There's an old actor's adage to describe the shortness of the average Thespian's career, "One day you're standing in the wings -- and the next you're wearing them!"
Likewise, it feels like mere days ago we had 16 teams in the Stanley Cup hunt and now we're down to two.
A lot of people predicted Chicago would be the best of the West. But nobody expected the East would be represented by Philadelphia. For all the Canadian media obsession with the Montreal "Cinderella Story", the real fairy tale seems to be unfolding further South with the Broad Street Bullies eschewing their traditional Ugly stepsister role to slide on the glass slipper.
Winning the last available playoff spot on the last day of the season in a shootout. Knocking out the league's top goalie in the first round. Coming back from 3-0 against Boston and then turning their Cinderella rivals into a pumpkin.
Good as Chicago is, I wouldn't underestimate these guys and the Byfuglien/Pronger battle in front of the net shapes up as being one for the ages.
And since The Infamous Writer's Pool has not achieved similar status this season, it's time to toss in the traditional final round contest -- "The Props".
For those of you unfamiliar with the concept, a little history.
Betting on sports has been around as long as there have been guys who needed to pump up their self-esteem by proving they were right about something. And for centuries money changed hands based on who won or lost a contest. Then Las Vegas and the Superbowl were invented. Pretty soon the smart guys who ran the Casinos realized that while you could make millions on who won a football game, you could make Billions with side wagers.
So Proposition Betting was created to give us sports degenerates an opportunity to blow our money on outcomes nobody in their right mind can confidently predict.
You might be wagering on the coin toss (Janet Gretzky's favorite -- seen here at Caesar's Palace with absolutely non-betting husband and Hockey Great One Wayne) or if a touchdown is made by a player whose jersey number is over 30.
Props are also not one bet options.
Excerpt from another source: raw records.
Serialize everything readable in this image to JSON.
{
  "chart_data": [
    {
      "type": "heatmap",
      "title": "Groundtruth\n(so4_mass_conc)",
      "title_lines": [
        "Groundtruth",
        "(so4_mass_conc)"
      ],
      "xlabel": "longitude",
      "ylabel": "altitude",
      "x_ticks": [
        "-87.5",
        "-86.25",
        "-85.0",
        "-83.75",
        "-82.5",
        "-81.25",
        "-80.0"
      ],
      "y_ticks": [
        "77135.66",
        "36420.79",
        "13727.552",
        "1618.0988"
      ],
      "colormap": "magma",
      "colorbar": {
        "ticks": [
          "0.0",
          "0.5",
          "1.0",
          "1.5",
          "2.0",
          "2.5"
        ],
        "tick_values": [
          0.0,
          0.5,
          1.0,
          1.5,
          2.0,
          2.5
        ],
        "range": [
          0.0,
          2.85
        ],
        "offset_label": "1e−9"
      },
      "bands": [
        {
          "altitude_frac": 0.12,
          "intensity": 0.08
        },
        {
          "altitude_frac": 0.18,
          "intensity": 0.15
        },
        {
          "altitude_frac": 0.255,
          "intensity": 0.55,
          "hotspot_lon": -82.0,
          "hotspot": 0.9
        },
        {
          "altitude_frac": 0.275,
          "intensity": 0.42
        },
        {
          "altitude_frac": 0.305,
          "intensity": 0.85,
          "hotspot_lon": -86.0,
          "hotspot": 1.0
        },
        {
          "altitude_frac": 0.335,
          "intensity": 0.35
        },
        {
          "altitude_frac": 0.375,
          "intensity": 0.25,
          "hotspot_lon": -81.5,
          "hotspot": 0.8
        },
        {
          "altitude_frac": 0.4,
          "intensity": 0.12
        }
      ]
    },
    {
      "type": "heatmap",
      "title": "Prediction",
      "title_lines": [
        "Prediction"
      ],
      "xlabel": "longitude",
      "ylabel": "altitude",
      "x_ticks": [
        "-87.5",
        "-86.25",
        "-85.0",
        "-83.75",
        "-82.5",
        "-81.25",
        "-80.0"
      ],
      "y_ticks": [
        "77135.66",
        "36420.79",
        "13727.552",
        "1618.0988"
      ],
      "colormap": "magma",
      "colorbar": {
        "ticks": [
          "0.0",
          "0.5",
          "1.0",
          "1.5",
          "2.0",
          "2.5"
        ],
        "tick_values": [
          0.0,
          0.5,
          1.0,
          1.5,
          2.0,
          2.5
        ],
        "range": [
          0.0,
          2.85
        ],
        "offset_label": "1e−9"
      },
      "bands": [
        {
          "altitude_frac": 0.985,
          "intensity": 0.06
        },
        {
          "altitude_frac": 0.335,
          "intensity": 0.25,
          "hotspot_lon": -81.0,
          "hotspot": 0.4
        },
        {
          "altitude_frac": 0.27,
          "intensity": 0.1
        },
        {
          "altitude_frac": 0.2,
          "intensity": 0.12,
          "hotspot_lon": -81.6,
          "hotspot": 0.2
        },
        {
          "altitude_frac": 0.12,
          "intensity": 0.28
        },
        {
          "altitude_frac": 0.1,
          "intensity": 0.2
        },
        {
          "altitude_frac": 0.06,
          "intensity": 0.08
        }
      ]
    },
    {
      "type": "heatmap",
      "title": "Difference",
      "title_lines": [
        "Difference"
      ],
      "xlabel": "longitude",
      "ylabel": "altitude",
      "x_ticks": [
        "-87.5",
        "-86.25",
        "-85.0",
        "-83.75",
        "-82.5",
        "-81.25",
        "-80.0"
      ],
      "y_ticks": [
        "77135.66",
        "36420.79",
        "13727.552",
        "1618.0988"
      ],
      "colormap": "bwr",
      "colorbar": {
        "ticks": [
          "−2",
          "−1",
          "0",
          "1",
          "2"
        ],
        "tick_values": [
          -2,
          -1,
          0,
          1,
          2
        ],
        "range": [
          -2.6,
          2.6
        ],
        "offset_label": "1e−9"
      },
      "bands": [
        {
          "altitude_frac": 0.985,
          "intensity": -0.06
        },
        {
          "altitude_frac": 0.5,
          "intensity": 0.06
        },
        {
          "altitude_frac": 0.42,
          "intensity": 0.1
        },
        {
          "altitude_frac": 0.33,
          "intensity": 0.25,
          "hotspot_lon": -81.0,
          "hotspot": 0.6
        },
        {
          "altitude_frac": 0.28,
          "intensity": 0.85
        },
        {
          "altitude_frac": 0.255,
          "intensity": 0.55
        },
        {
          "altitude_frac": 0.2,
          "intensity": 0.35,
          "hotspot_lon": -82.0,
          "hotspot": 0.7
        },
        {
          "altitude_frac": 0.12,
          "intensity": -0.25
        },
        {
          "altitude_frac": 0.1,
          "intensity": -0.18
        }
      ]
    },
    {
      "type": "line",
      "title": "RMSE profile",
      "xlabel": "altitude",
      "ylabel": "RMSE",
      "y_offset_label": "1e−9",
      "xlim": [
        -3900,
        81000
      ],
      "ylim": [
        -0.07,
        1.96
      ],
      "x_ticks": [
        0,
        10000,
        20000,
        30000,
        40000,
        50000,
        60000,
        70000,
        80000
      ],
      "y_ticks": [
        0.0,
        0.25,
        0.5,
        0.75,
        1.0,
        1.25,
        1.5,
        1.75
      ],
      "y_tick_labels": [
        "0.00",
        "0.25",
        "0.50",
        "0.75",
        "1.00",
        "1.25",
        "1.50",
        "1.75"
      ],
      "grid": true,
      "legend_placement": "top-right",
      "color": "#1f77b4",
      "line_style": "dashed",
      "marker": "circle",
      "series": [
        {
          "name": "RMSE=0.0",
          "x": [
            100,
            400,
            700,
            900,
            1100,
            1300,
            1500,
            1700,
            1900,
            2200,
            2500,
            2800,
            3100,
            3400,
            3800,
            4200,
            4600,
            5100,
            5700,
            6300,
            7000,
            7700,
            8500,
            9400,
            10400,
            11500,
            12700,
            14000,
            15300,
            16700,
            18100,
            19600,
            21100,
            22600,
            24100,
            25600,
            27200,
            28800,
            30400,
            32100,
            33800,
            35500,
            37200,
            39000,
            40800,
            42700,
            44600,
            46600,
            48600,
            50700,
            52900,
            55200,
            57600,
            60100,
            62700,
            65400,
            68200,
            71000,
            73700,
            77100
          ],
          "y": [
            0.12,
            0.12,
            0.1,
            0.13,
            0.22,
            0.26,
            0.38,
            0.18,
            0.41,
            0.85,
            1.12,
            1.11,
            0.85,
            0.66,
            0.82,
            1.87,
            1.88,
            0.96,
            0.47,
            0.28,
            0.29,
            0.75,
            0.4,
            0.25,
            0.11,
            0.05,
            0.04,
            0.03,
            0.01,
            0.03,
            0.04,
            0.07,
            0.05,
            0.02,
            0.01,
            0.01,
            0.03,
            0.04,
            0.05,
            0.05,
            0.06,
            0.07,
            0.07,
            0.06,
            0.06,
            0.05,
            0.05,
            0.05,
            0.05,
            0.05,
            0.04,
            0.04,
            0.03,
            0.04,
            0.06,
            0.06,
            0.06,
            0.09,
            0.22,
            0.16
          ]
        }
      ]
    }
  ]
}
You need to pick at least a half dozen. The odds of collecting on your bet are infinitesimal. But then, you can't put a price on a good time, can you?
So here's how the "Infamous Writers Pool Hockey Props" works…
There are six bets. All are related to the Stanley Cup Finals.
Some require sports knowledge. Some only require guts! The player with the most correct answers wins. And a special piece of Canadian Hockey memorabilia (currently treasured by Yours Truly) will be awarded to the winner.
Should there be a tie -- uh -- we'll figure that out if there's a tie.
But this contest is definitely going to come down to the final game!
Entry is open to all current pool players, everybody who’s been kicking themselves for not getting in on the original action and anybody else who just needs to boost their self image.
Entries must be sent to firstname.lastname@example.org anytime between now and the first faceoff of the Game One on Saturday night.
Your six Hockey Propositions are:
1. The 2009-2010 Stanley Cup winner will be decided in:
a) Four Games
b) Five Games
c) Six Games
d) Seven Games
2. The total number of goals scored in the Final series will be:
a) Less than 20
b) 20 to 30
c) More than 30
3. Chicago's Jonathan Toews enters the finals with a 13 game scoring streak. The current record is a 15 game streak. Toews will:
a) Not break the record
b) Tie the record
c) Beat the record
4. "Hockey Night in Canada" icon Don Cherry always confidently predicts the winner of each game prior to the opening faceoff. For the FOURTH game of the series, he will be:
For non-Canadian players -- CBC's "Hockey Night in Canada" is streaming all games at http://www.cbc.ca/sports, usually in more languages than English.
5. The Leading Scorer in the final series will be:
a) Jonathan Toews (Chicago)
b) Patrick Kane (Chicago)
c) Mike Richards (Philadelphia)
d) Danny Briere (Philadelphia)
6. The Captain of the winning team is the first player to hoist the Stanley Cup and skate a victory lap. The Cup is then passed to each member of his team. And it's usually passed to someone the player with the Cup feels is deserving. The Goalie of the winning team will be:<
a) One of the first six players to hoist the Cup
b) The Seventh to Twelfth player to hoist the Cup
c) One of the remaining players to hoist the Cup
Tough enough? C'mon, suck it up! How often are you gonna get a chance like this?